Facebook può causare crisi di identità?
Il successo, si sa, porta inevitabilmente con sè anche le critiche. Facebook da questo punto di vista è un esempio emblematico; più cresce la sua popolarità più la piattaforma diventa bersaglio di attacchi sempre più variegati e differenti, quando davvero motivati, quando meno.
L'ultima crociata anti-Facebook viene direttamente da una esponente della Camera dei Lord inglese, la Baronessa Greenfield, anche se nelle sue vesti di docente di farmacologia sinaptica del Lincoln College di Oxford.
Secondo la Greenfield i social network, e prima tra tutti quello di Zuckerberg, possono condurre alcuni utenti a creare una propria identità parallela “adeguata” alla vita nelle reti sociali. In poche parole alcuni soggetti avrebbero dei comportamenti nella loro vita reale studiati apposta per essere funzionali e di successo nel mondo virtuale.
La Baronessa traccia un parallelismo tra questo tipo di comportamento e quello dei bambini, costantemente orientato ad ottenere l'approvazione e il plauso da parte degli adulti; in questo caso sono le amicizie online ad essere coloro nei quali cercare il plauso ed il sostegno, ma il principio è più o meno lo stesso. Discorso simile anche per la struttura dei profili, la scelta delle foto ecc, tutto studiato inconsapevolmente per dare un'immagine di sé vincente ma spesso molto distante dalla realtà.
Il tema dell'identità online è uno dei più antichi spunti di discussione ed analisi da parte di sociologi e studiosi del settore. Senza lambire il campo di chi crea una vera e propria identità alternativa, proiezione di ciò che vorremmo essere e che non siamo, è noto che la rete consenta una gestione più studiata di quello che mostriamo agli altri, di come vogliamo apparire.

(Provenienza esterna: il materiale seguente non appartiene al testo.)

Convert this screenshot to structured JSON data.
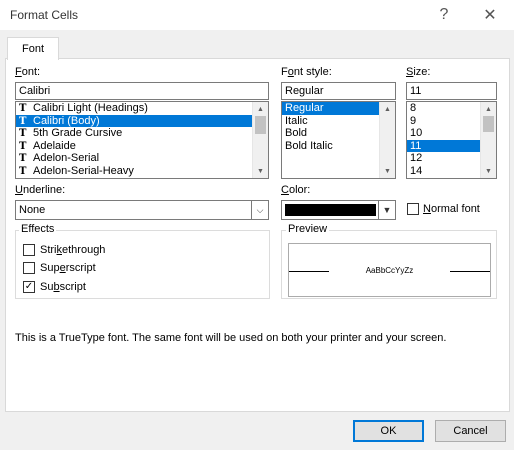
{
  "window": {
    "title": "Format Cells",
    "help_glyph": "?",
    "close_glyph": "✕"
  },
  "tabs": [
    {
      "label": "Font"
    }
  ],
  "font": {
    "label_accel": "F",
    "label_rest": "ont:",
    "value": "Calibri",
    "items": [
      {
        "label": "Calibri Light (Headings)",
        "selected": false
      },
      {
        "label": "Calibri (Body)",
        "selected": true
      },
      {
        "label": "5th Grade Cursive",
        "selected": false
      },
      {
        "label": "Adelaide",
        "selected": false
      },
      {
        "label": "Adelon-Serial",
        "selected": false
      },
      {
        "label": "Adelon-Serial-Heavy",
        "selected": false
      }
    ],
    "item_icon": "truetype-icon",
    "item_icon_glyph": "T"
  },
  "font_style": {
    "label_pre": "F",
    "label_accel": "o",
    "label_rest": "nt style:",
    "value": "Regular",
    "items": [
      {
        "label": "Regular",
        "selected": true
      },
      {
        "label": "Italic",
        "selected": false
      },
      {
        "label": "Bold",
        "selected": false
      },
      {
        "label": "Bold Italic",
        "selected": false
      }
    ]
  },
  "size": {
    "label_accel": "S",
    "label_rest": "ize:",
    "value": "11",
    "items": [
      {
        "label": "8",
        "selected": false
      },
      {
        "label": "9",
        "selected": false
      },
      {
        "label": "10",
        "selected": false
      },
      {
        "label": "11",
        "selected": true
      },
      {
        "label": "12",
        "selected": false
      },
      {
        "label": "14",
        "selected": false
      }
    ]
  },
  "underline": {
    "label_accel": "U",
    "label_rest": "nderline:",
    "value": "None"
  },
  "color": {
    "label_accel": "C",
    "label_rest": "olor:",
    "swatch": "#000000"
  },
  "normal_font": {
    "label_accel": "N",
    "label_rest": "ormal font",
    "checked": false
  },
  "effects": {
    "title": "Effects",
    "items": [
      {
        "pre": "Stri",
        "accel": "k",
        "rest": "ethrough",
        "checked": false
      },
      {
        "pre": "Sup",
        "accel": "e",
        "rest": "rscript",
        "checked": false
      },
      {
        "pre": "Su",
        "accel": "b",
        "rest": "script",
        "checked": true
      }
    ]
  },
  "preview": {
    "title": "Preview",
    "sample": "AaBbCcYyZz"
  },
  "info_text": "This is a TrueType font.  The same font will be used on both your printer and your screen.",
  "buttons": {
    "ok": "OK",
    "cancel": "Cancel"
  },
  "colors": {
    "selection": "#0078d7",
    "dialog_bg": "#f0f0f0"
  },
  "icons": {
    "dropdown": "chevron-down-icon",
    "scroll_up": "scroll-up-arrow-icon",
    "scroll_down": "scroll-down-arrow-icon",
    "check": "checkmark-icon"
  }
}
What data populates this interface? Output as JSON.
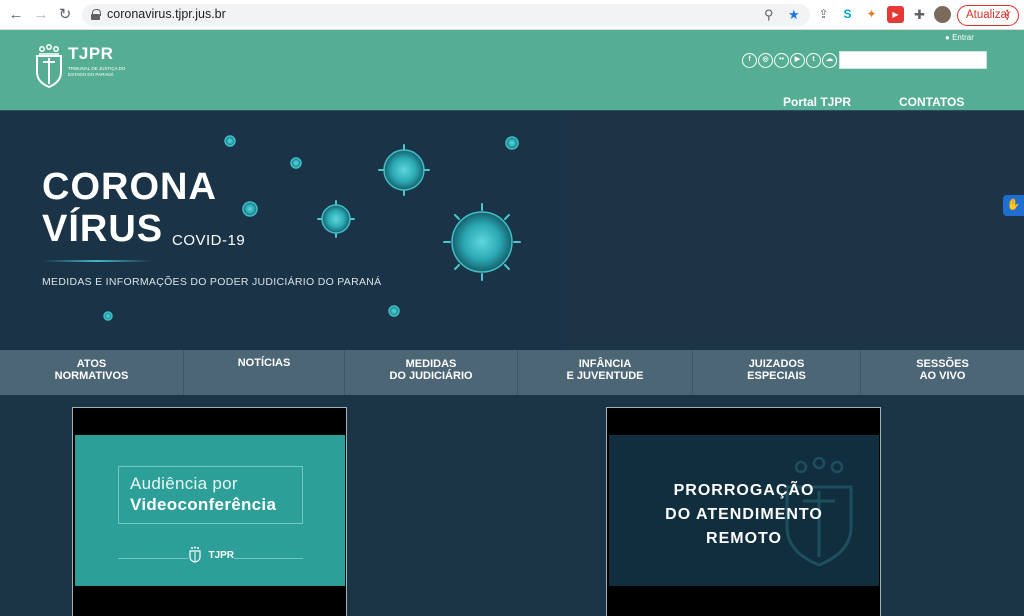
{
  "browser": {
    "url": "coronavirus.tjpr.jus.br",
    "update_label": "Atualizar",
    "update_dots": "⋮",
    "back_glyph": "←",
    "forward_glyph": "→",
    "reload_glyph": "↻",
    "accent": "#d93025"
  },
  "header": {
    "logo_text": "TJPR",
    "logo_subtitle": "TRIBUNAL DE JUSTIÇA DO ESTADO DO PARANÁ",
    "login_label": "Entrar",
    "social_icons": [
      "facebook-icon",
      "instagram-icon",
      "flickr-icon",
      "youtube-icon",
      "twitter-icon",
      "soundcloud-icon"
    ],
    "social_glyphs": [
      "f",
      "◎",
      "••",
      "▶",
      "t",
      "☁"
    ],
    "search_placeholder": "",
    "nav": [
      "Portal TJPR",
      "CONTATOS"
    ],
    "background": "#55ae94"
  },
  "hero": {
    "title_line1": "CORONA",
    "title_line2": "VÍRUS",
    "tag": "COVID-19",
    "subtitle": "MEDIDAS E INFORMAÇÕES DO PODER JUDICIÁRIO DO PARANÁ"
  },
  "menu": [
    {
      "label": "ATOS\nNORMATIVOS"
    },
    {
      "label": "NOTÍCIAS"
    },
    {
      "label": "MEDIDAS\nDO JUDICIÁRIO"
    },
    {
      "label": "INFÂNCIA\nE JUVENTUDE"
    },
    {
      "label": "JUIZADOS\nESPECIAIS"
    },
    {
      "label": "SESSÕES\nAO VIVO"
    }
  ],
  "cards": {
    "video_conf": {
      "line1": "Audiência por",
      "line2": "Videoconferência",
      "logo": "TJPR"
    },
    "remote": {
      "line1": "PRORROGAÇÃO",
      "line2": "DO ATENDIMENTO",
      "line3": "REMOTO"
    }
  }
}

È sufficiente dare un'occhiata ad esempio ai profili di persone che conosciamo da tempo ed in profondità per scoprire che l'immagine che molti di loro proiettano nella rete sociale è parzialmente differente da quella che noi abbiamo dopo una lunga conoscenza reale.

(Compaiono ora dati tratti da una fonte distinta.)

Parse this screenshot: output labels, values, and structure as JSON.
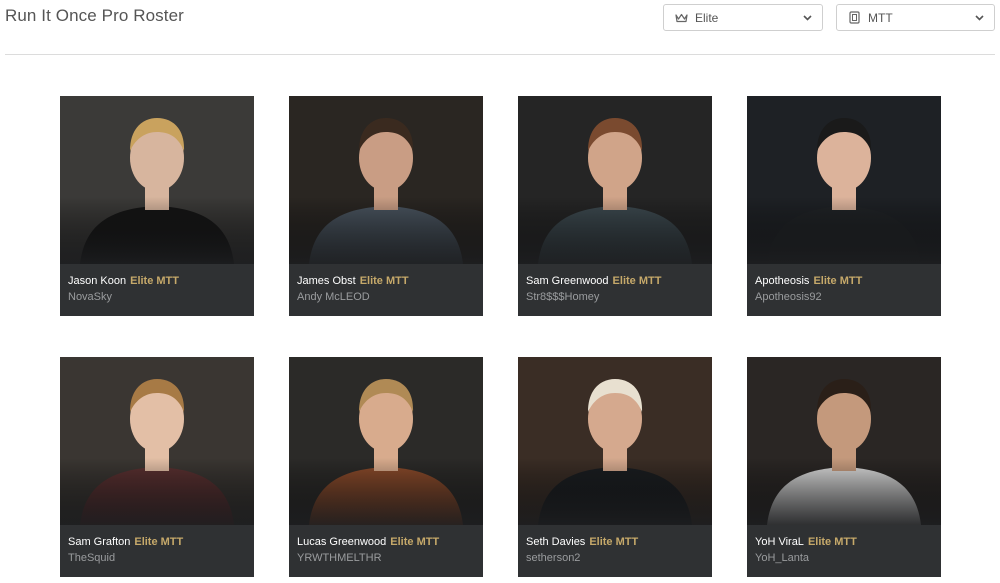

La Greenfield con la sua analisi si spinge ancora più avanti, ipotizzando addirittura la creazione di una personalità alternativa, ma a molti è sembrato un attacco portato avanti senza una vera conoscenza del fenomeno dei social network. Secondo alcune critiche, come quella mossa dallo scrittore Ben Goldacre, lo scopo della ricerca, affidata alle pagine del Daily Mail, sarebbe solo quello di creare allarmismo e dare popolarità alla docente e alle sue ricerche.